How a Case Progresses Through the System

Adapted from AOK’s Guidebook, “It Takes a Village
The foster care system is confusing.

DCF’s practices and policies with regard to foster care can be complicated and idiosyncratic. As we’ve described previously, these practices are not always standardized and can vary from office to office, or even social worker to social worker. However, there are a series of typical milestones that form the backbone of how a case moves through the foster care system. Although there is always some variation from case to case, here we present the typical schedule and tell you what to expect at each step. We will present this in a pretty linear and straightforward way, and sometimes it does feel that way. However, things can change relatively quickly in a child’s foster care placement, sometimes without much notice, which can be very jarring for foster parents. Also, it is important to highlight how intricately tied this process is with the juvenile court system. For an entire chapter on the relationship between DCF and the court system, check out AOK’s Guidebook.  

The 72-Hour Hearing

This is the initial custody determination to be made right after a child is removed from their parents’ custody. In theory, it’s to be held within three days, hence the name. After this hearing, a judge will rule either that the children in question need to be returned to their parents’ custody immediately, or that the children can remain in foster care (more on this hearing in the next chapter). If the child remains in care after the 72 hour hearing, there are many milestones that happen: a six-week review, foster care review (every 6 months), and permanency planning conferences. Each one of these can either extend or shorten the anticipated timeline of the child remaining in care and the outcome is typically dependent on birth parents completing the tasks listed on their action plans (described below). The timeline of the case is dependent on parent’s progress and DCF’s monitoring and oversight, and is therefore incredible hard to predict.

Visits to Your Home

During the time a child is in foster care, you can expect several people to visit your home on a fairly regular basis. These include:

  • Child’s social worker (monthly)
  • Family resource worker (monthly for the first 6 months of your foster care journey, then every other month)
  • Child’s attorney (expected quarterly, but varies significantly)
  • Other court personnel (e.g., probation officer, court investigator, CASA worker; visit frequency varies)

6-Week Placement Review

This meeting occurs approximately six weeks after a child enters foster care, or returns to foster care after being with their birth family for at least 6 months. The meeting includes the entire team working with the child and birth family. In this meeting, the team will review currently known information about the child and family, the current foster care placement, and the child’s needs. DCF will ask you to provide your observations of the child. In many (though not all) cases, foster parents are asked to complete a formal Observation Log, starting within three days after the child is placed in your home (DCF will provide this if necessary). Unlike foster care reviews (described below), 6-week placement review meetings are not as consistently held across the state.

Foster Care Review

This meeting is held every six months, while a child is in care. Depending on how many individuals are involved in a case, the meeting can be quite large. Birth parents (birth mother and her children’s father(s)), children over 14, foster parents, all relevant social workers, and a 3-member review team all participate in the meeting. Parents’ and children’s attorneys are also invited to participate, but do not consistently attend.

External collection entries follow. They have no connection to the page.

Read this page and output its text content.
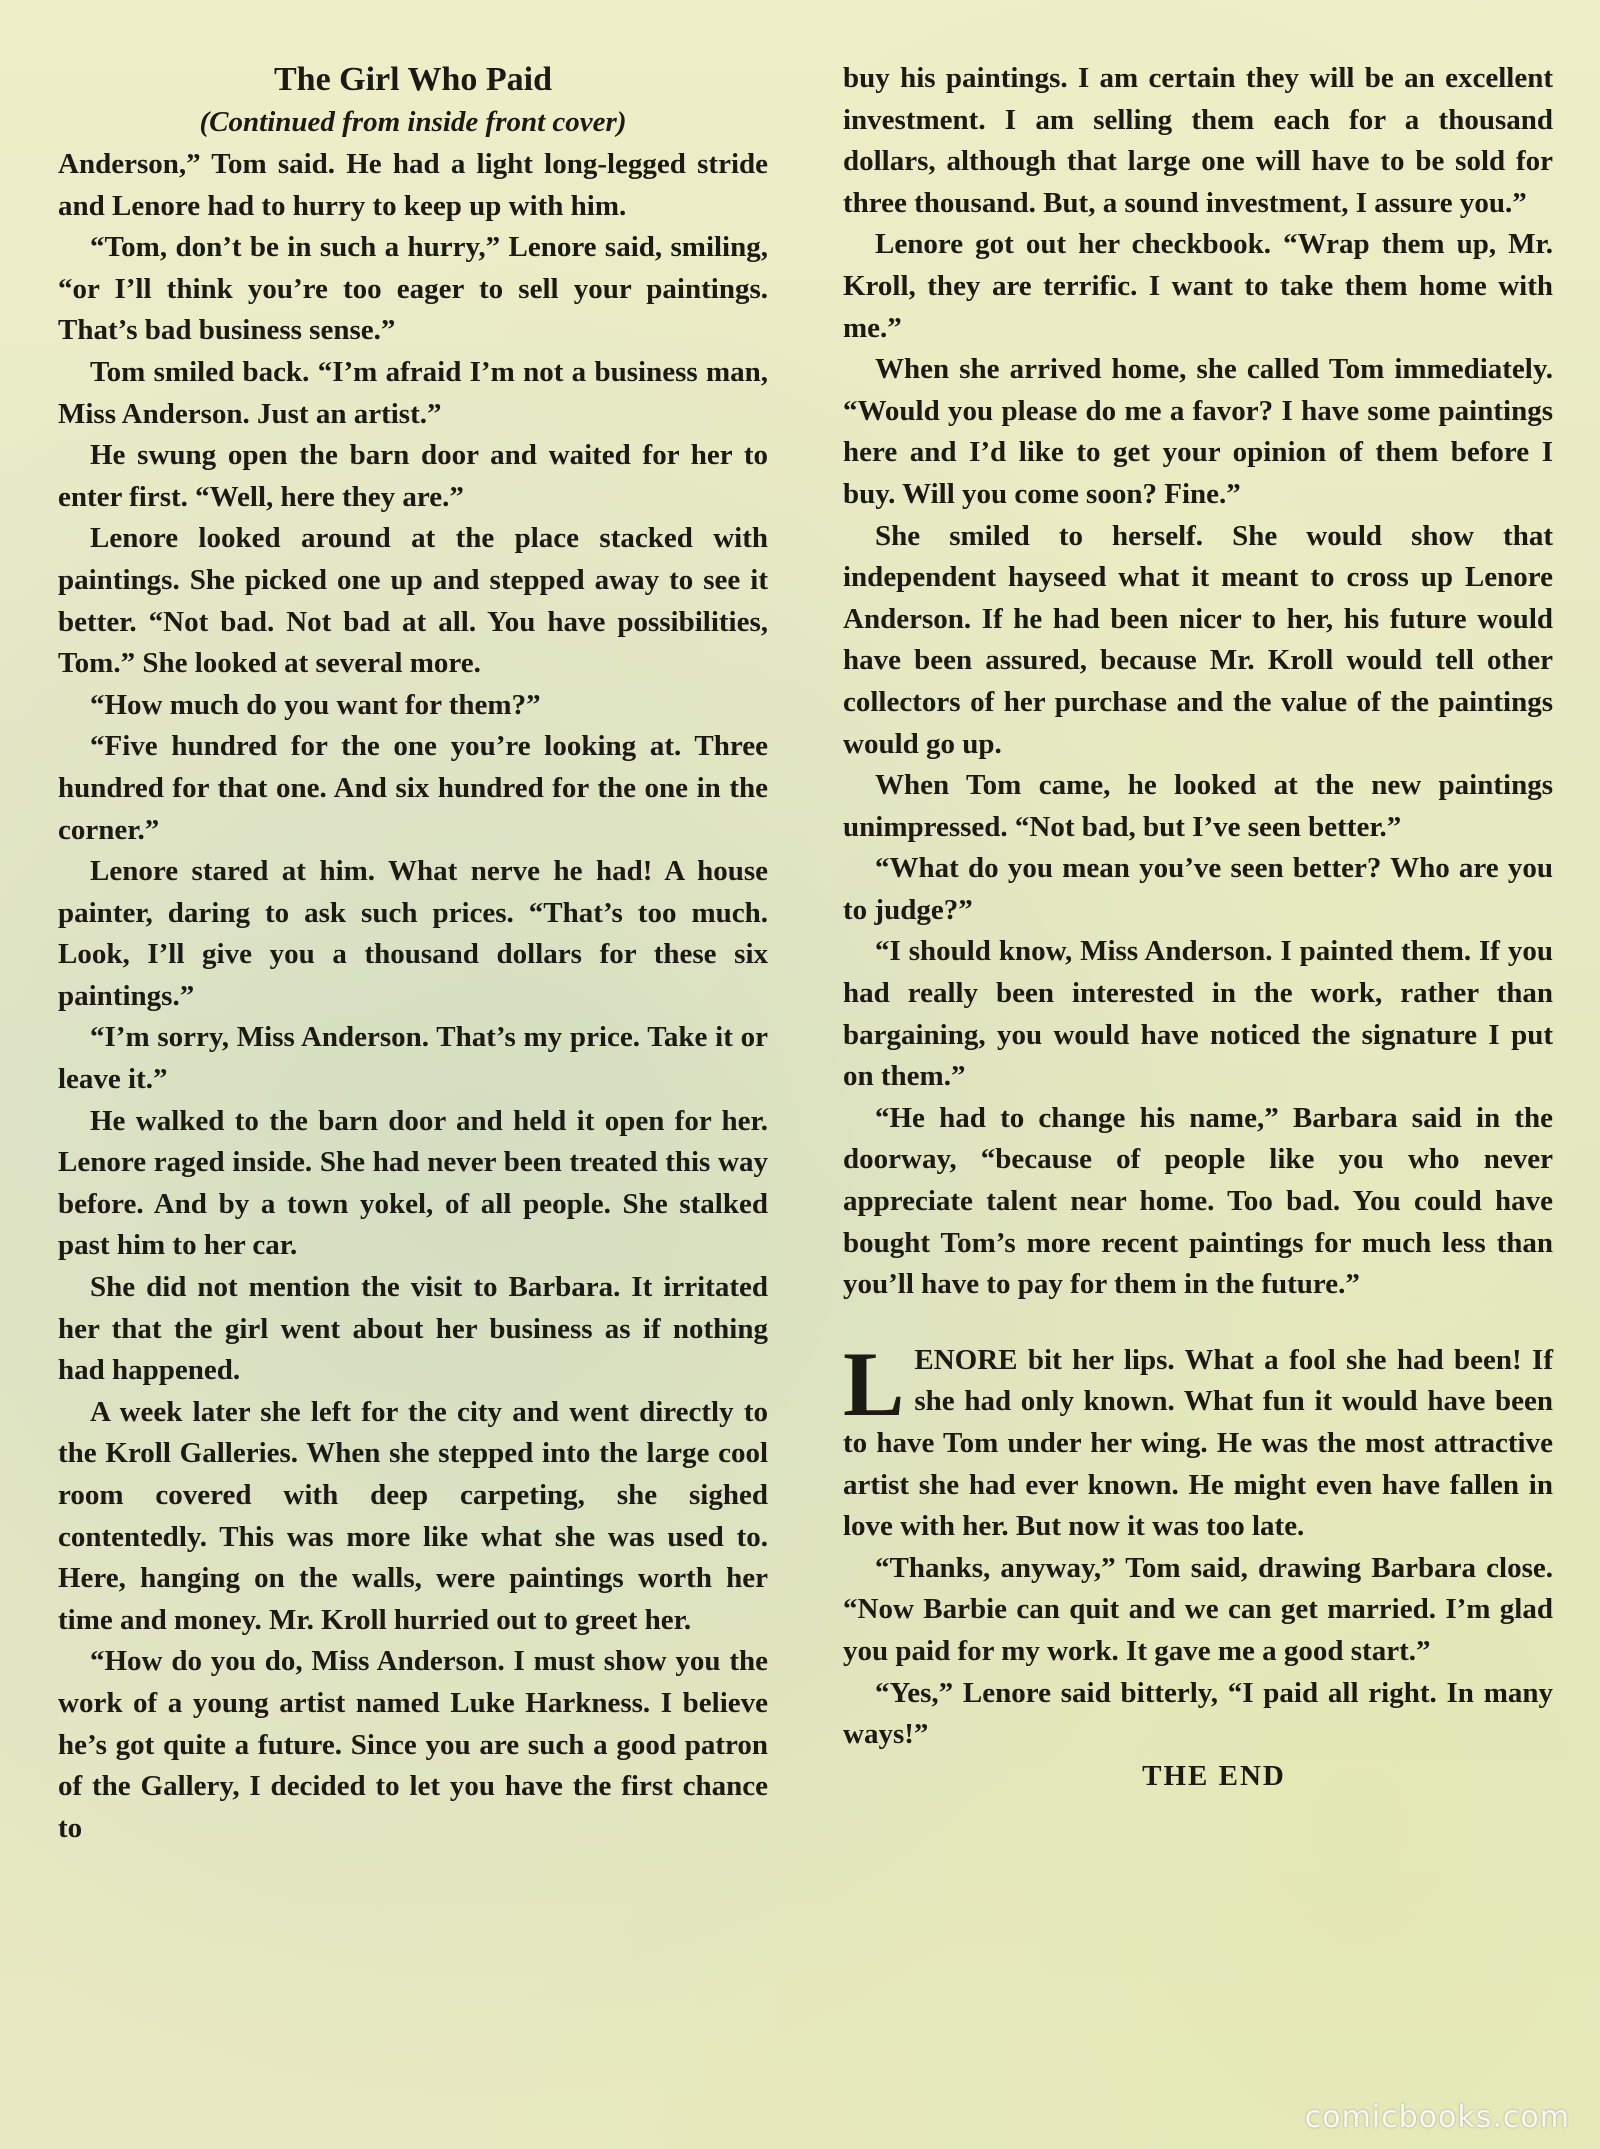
The Girl Who Paid
(Continued from inside front cover)

Anderson,” Tom said. He had a light long-legged stride and Lenore had to hurry to keep up with him.

“Tom, don’t be in such a hurry,” Lenore said, smiling, “or I’ll think you’re too eager to sell your paintings. That’s bad business sense.”

Tom smiled back. “I’m afraid I’m not a business man, Miss Anderson. Just an artist.”

He swung open the barn door and waited for her to enter first. “Well, here they are.”

Lenore looked around at the place stacked with paintings. She picked one up and stepped away to see it better. “Not bad. Not bad at all. You have possibilities, Tom.” She looked at several more.

“How much do you want for them?”

“Five hundred for the one you’re looking at. Three hundred for that one. And six hundred for the one in the corner.”

Lenore stared at him. What nerve he had! A house painter, daring to ask such prices. “That’s too much. Look, I’ll give you a thousand dollars for these six paintings.”

“I’m sorry, Miss Anderson. That’s my price. Take it or leave it.”

He walked to the barn door and held it open for her. Lenore raged inside. She had never been treated this way before. And by a town yokel, of all people. She stalked past him to her car.

She did not mention the visit to Barbara. It irritated her that the girl went about her business as if nothing had happened.

A week later she left for the city and went directly to the Kroll Galleries. When she stepped into the large cool room covered with deep carpeting, she sighed contentedly. This was more like what she was used to. Here, hanging on the walls, were paintings worth her time and money. Mr. Kroll hurried out to greet her.

“How do you do, Miss Anderson. I must show you the work of a young artist named Luke Harkness. I believe he’s got quite a future. Since you are such a good patron of the Gallery, I decided to let you have the first chance to

buy his paintings. I am certain they will be an excellent investment. I am selling them each for a thousand dollars, although that large one will have to be sold for three thousand. But, a sound investment, I assure you.”

Lenore got out her checkbook. “Wrap them up, Mr. Kroll, they are terrific. I want to take them home with me.”

When she arrived home, she called Tom immediately. “Would you please do me a favor? I have some paintings here and I’d like to get your opinion of them before I buy. Will you come soon? Fine.”

She smiled to herself. She would show that independent hayseed what it meant to cross up Lenore Anderson. If he had been nicer to her, his future would have been assured, because Mr. Kroll would tell other collectors of her purchase and the value of the paintings would go up.

When Tom came, he looked at the new paintings unimpressed. “Not bad, but I’ve seen better.”

“What do you mean you’ve seen better? Who are you to judge?”

“I should know, Miss Anderson. I painted them. If you had really been interested in the work, rather than bargaining, you would have noticed the signature I put on them.”

“He had to change his name,” Barbara said in the doorway, “because of people like you who never appreciate talent near home. Too bad. You could have bought Tom’s more recent paintings for much less than you’ll have to pay for them in the future.”

LENORE bit her lips. What a fool she had been! If she had only known. What fun it would have been to have Tom under her wing. He was the most attractive artist she had ever known. He might even have fallen in love with her. But now it was too late.

“Thanks, anyway,” Tom said, drawing Barbara close. “Now Barbie can quit and we can get married. I’m glad you paid for my work. It gave me a good start.”

“Yes,” Lenore said bitterly, “I paid all right. In many ways!”

THE END

comicbooks.com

During the meeting, the team will review the birth parents’ progress toward reunification with their children, how children’s needs are being met in foster care, and the degree to which all parties (birth parents, DCF, foster parents) are meeting their respective responsibilities. The review committee will make recommendations about any changes that need to be made to the trajectory of the case. Importantly, an outcome of a foster care review is just that – a recommendation. The foster care review committee has no authority in and of itself and cannot mandate any particular outcome. Typically, the committee will recommend whether or not the child’s goal should change (to adoption from reunification, to reunification from adoption, or perhaps to kinship care if that is an option).

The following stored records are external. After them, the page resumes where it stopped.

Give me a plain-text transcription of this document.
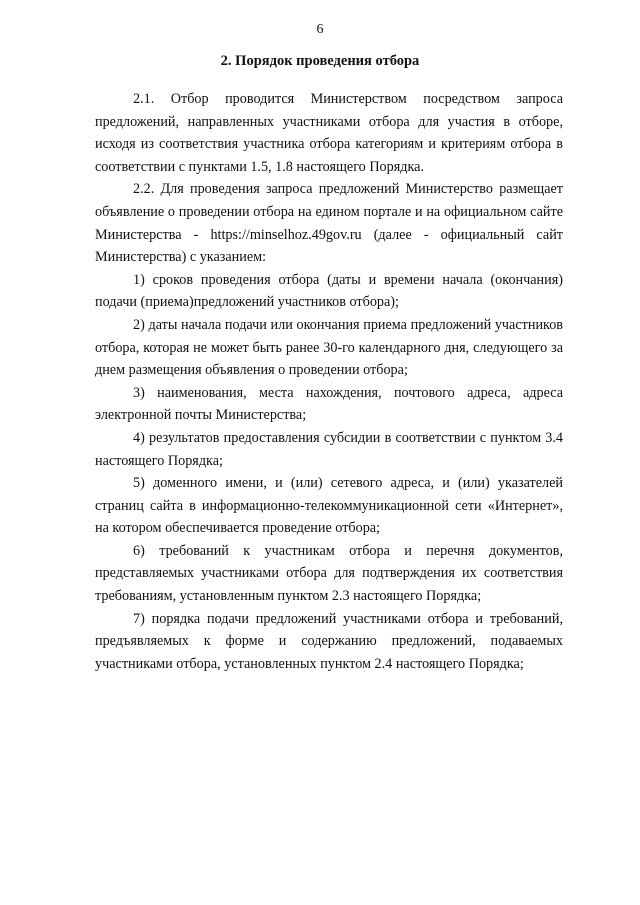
6
2. Порядок проведения отбора

2.1. Отбор проводится Министерством посредством запроса предложений, направленных участниками отбора для участия в отборе, исходя из соответствия участника отбора категориям и критериям отбора в соответствии с пунктами 1.5, 1.8 настоящего Порядка.

2.2. Для проведения запроса предложений Министерство размещает объявление о проведении отбора на едином портале и на официальном сайте Министерства - https://minselhoz.49gov.ru (далее - официальный сайт Министерства) с указанием:

1) сроков проведения отбора (даты и времени начала (окончания) подачи (приема)предложений участников отбора);

2) даты начала подачи или окончания приема предложений участников отбора, которая не может быть ранее 30-го календарного дня, следующего за днем размещения объявления о проведении отбора;

3) наименования, места нахождения, почтового адреса, адреса электронной почты Министерства;

4) результатов предоставления субсидии в соответствии с пунктом 3.4 настоящего Порядка;

5) доменного имени, и (или) сетевого адреса, и (или) указателей страниц сайта в информационно-телекоммуникационной сети «Интернет», на котором обеспечивается проведение отбора;

6) требований к участникам отбора и перечня документов, представляемых участниками отбора для подтверждения их соответствия требованиям, установленным пунктом 2.3 настоящего Порядка;

7) порядка подачи предложений участниками отбора и требований, предъявляемых к форме и содержанию предложений, подаваемых участниками отбора, установленных пунктом 2.4 настоящего Порядка;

Permanency Planning Conference (PPC)

If the foster care review committee makes a recommendation that is different from what is currently happening in the case (e.g., a goal change, typically), this triggers an internal meeting within DCF. Called a “permanency planning conference” (“PPC” for short), the DCF team will review the case with the DCF legal department, discuss the recommendations, and potentially change the child’s goal. Foster parents are not part of this meeting and sometimes don’t even know it has happened. In practice, a PPC typically follows the recommendation of the foster care review committee, but such is not always the case. PPC’s can also occur outside of the timeline of a foster care review recommendation.

The number of PPC’s in any single case depends on the length and trajectory of the case. In straightforward cases, a PPC will never occur (because a child has a reunification goal and is reunified), or will only occur once (when the FCR recommends a goal change). However, in lengthier or more complicated cases, multiple PPC’s can occur over time, resulting in various goal changes and reversals. Additionally, multiple children in the same family can have different goals, which further complicates the situation.